Walter Howchin, at 87, was still actively involved in geological searches in South Australia. He was associated with the Royal Society of South Australia for 53 years.
Image courtesy State Library of South Australia
Walter Howchin straddled the gap between science and god-based beliefs in South Australia in the early 20th Century.
The geologist and clergyman arrived in Adelaide in 1881 to combat a lung disease contracted in England where he had been a Primitive Methodist minister. He had become interested on geology, in particular the fossils of foraminifera (single-celled plankton), while in Northumberland.
In 1878, he became a fellow of Geological Society of London. Howchin’s health returned in Adelaide and he was elected to the Royal Society of South Australia in 1883, starting a 53-years association. He was the society’s editor mostly until 1933, president 1894-96 and published 77 mostly geological papers in its Transactions, the first in 1884 on South Australian cretaceous foraminifera.
Although remaining an ordained Methodist minister, Howchin never had a South Australia circuit but tried to reconcile science and beliefs within the church over Charles Darwin’s work.
In his early Adelaide years, Howchin worked as a journalist and as secretary of Adelaide Children's Hospital. In 1901-23, he was a governor of the Public Library, Museum and Art Gallery and then honorary palaeontologist to the museum.
He was lecturer in mineralogy at the Adelaide School of Mines in 1899-1904 and, after professor Ralph Tate died, he became lecturer in geology and palaeontology at Adelaide University in 1902; in 1918, he was designated honorary professor. On retirement in 1920, he continued productive work in geology. From 1894, he was closely associated with eminent Australian geologist Edgeworth David.
With the exception of Tate's pioneering work on the tertiary period, Howchin laid the foundation of South Australian stratigraphy.
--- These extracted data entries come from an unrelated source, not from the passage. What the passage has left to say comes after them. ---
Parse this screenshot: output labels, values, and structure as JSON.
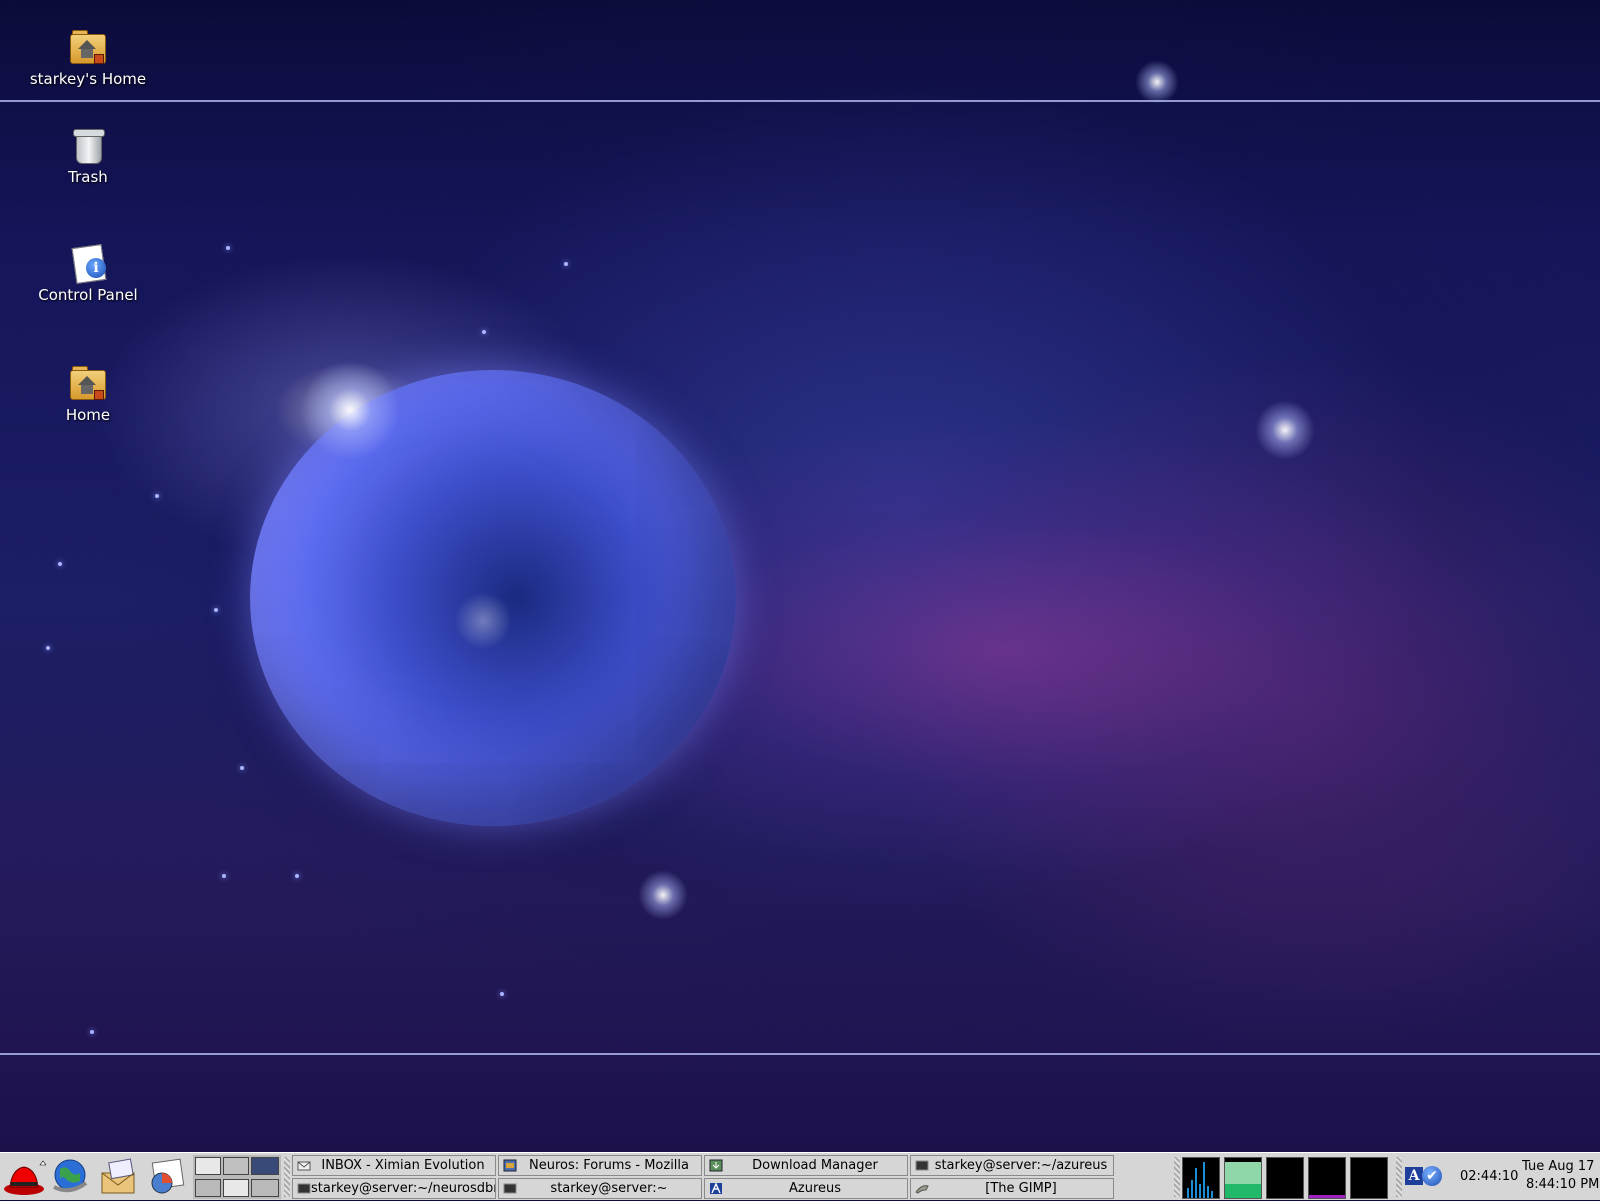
{
  "desktop": {
    "icons": [
      {
        "label": "starkey's Home",
        "icon": "home-folder-icon"
      },
      {
        "label": "Trash",
        "icon": "trash-icon"
      },
      {
        "label": "Control Panel",
        "icon": "control-panel-icon"
      },
      {
        "label": "Home",
        "icon": "home-folder-icon"
      }
    ]
  },
  "panel": {
    "launchers": [
      {
        "icon": "redhat-main-menu-icon"
      },
      {
        "icon": "web-browser-icon"
      },
      {
        "icon": "email-icon"
      },
      {
        "icon": "office-spreadsheet-icon"
      }
    ],
    "tasks": [
      {
        "label": "INBOX - Ximian Evolution",
        "icon": "mail-icon"
      },
      {
        "label": "Neuros: Forums - Mozilla",
        "icon": "mozilla-icon"
      },
      {
        "label": "Download Manager",
        "icon": "download-icon"
      },
      {
        "label": "starkey@server:~/azureus",
        "icon": "terminal-icon"
      },
      {
        "label": "starkey@server:~/neurosdbm",
        "icon": "terminal-icon"
      },
      {
        "label": "starkey@server:~",
        "icon": "terminal-icon"
      },
      {
        "label": "Azureus",
        "icon": "azureus-icon"
      },
      {
        "label": "[The GIMP]",
        "icon": "gimp-icon"
      }
    ],
    "timer": "02:44:10",
    "clock": {
      "date": "Tue Aug 17",
      "time": "8:44:10 PM"
    }
  }
}
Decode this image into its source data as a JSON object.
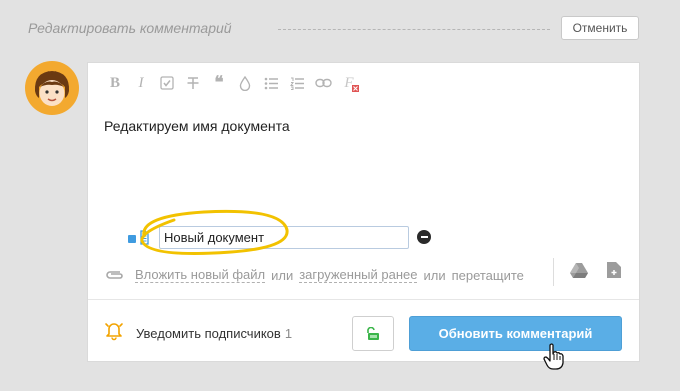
{
  "header": {
    "title": "Редактировать комментарий",
    "cancel_label": "Отменить"
  },
  "toolbar": {
    "buttons": [
      "bold-icon",
      "italic-icon",
      "checkbox-icon",
      "strikethrough-icon",
      "quote-icon",
      "color-drop-icon",
      "bullet-list-icon",
      "numbered-list-icon",
      "link-icon",
      "clear-format-icon"
    ],
    "bold_glyph": "B",
    "italic_glyph": "I",
    "quote_glyph": "❝",
    "clear_glyph": "F"
  },
  "editor": {
    "body_text": "Редактируем имя документа"
  },
  "attachment": {
    "name_value": "Новый документ",
    "accent_color": "#3f9be0",
    "highlight_color": "#f2c200"
  },
  "upload": {
    "attach_new": "Вложить новый файл",
    "or1": "или",
    "uploaded_before": "загруженный ранее",
    "or2": "или",
    "drag": "перетащите"
  },
  "footer": {
    "notify_label": "Уведомить подписчиков",
    "notify_count": "1",
    "update_label": "Обновить комментарий",
    "button_color": "#5aaee6",
    "lock_color": "#3bb54a",
    "bell_color": "#f2a300"
  }
}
He described the two great glaciations affecting South Australia, the oldest in the Precambrian, and clearly defined stratigraphic sequence in the Adelaide geosyncline.
Howich’s The Geology of South Australia (1918) remained a student text for 40 years. In 1925-30, he contributed to handbooks on the flora and fauna of South Australia: The Building of Australia and the Succession of life, with Special Reference to South Australia.
The Geological Society of London awarded Howchin the Lyell Medal in 1934. He was also the first to receive the Royal Society of South Australia's Verco Medal in 1929. Several fossils were named after him.